Data Analysis with Docker

Data Analysis is not all about reports or visualization. The correctness and reproducibility are also important for scientific research. A consistent environment is critical for reproducibility. There are several ways to achieve that. However, I find out using Docker at any time can repeat the experiment in the same environment. It is easy to scale up and scale horizontally.

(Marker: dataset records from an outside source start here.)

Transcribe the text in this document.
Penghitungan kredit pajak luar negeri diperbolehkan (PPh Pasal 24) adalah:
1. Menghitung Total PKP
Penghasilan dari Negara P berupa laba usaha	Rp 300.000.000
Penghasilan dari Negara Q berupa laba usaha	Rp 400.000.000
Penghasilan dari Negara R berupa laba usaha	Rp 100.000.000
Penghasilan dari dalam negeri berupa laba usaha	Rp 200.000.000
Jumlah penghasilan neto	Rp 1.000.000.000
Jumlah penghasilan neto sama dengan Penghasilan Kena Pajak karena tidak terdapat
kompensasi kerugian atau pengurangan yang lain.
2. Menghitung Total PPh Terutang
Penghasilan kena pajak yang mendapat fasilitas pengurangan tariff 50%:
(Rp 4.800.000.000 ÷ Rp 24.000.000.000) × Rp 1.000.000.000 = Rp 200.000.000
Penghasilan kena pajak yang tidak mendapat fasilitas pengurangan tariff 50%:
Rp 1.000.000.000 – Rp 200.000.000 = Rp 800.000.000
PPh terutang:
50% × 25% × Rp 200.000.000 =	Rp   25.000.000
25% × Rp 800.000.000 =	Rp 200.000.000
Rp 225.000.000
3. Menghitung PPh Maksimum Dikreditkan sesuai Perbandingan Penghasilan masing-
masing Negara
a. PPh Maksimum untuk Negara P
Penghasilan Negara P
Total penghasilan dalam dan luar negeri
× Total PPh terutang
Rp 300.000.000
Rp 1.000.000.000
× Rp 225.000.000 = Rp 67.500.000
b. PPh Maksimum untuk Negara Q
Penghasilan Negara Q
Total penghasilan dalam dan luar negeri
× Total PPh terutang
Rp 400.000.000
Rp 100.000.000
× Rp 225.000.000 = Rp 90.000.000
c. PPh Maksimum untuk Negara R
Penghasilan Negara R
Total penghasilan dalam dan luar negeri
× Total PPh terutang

My docker image is based on Ubuntu. It includes common Data Science tools such as Jupyter Notebook wiht Python 3 and R kernel. With the help of R Magic, I can run both Python and R in the same .ipynb file. To learn more about R Magic, you can click here. I also installed Nbextensions for Jupyter Notebook. For more information, you can click here

You can find my Dockerfile in my GitHub Repository.

HOW TO USE MY DOCKERFILE

Install Docker

The Docker community have an explicit tutorial about how to install Docker. Please check here

Build

In the terminal, direct to the folder that contains the dockerfile and run the following command:

1

docker build -t data-analyst-notebook .

Don’t forget the “.” at the end. data-analyst-notebook is the name of the image. You can change to whatever you prefer.

Start server

I use following code to start server:

1

docker run --rm -p 8888:8888 -e JUPYTER_ENABLE_LAB=yes -v ~/:/home/jovyan/work data-analyst-notebook

There is more detailed instruction from User Guide on ReadTheDocs

If you feel like that the command is too long to run. You can add an alias to your .bashrc file like this:

1

alias dslab='docker run -p 8888:8888 -e JUPYTER_ENABLE_LAB=yes -v ~/:/home/jovyan/work data-analyst-notebook'

Now you can use dslab in the terminal as a replacement for typing the long command.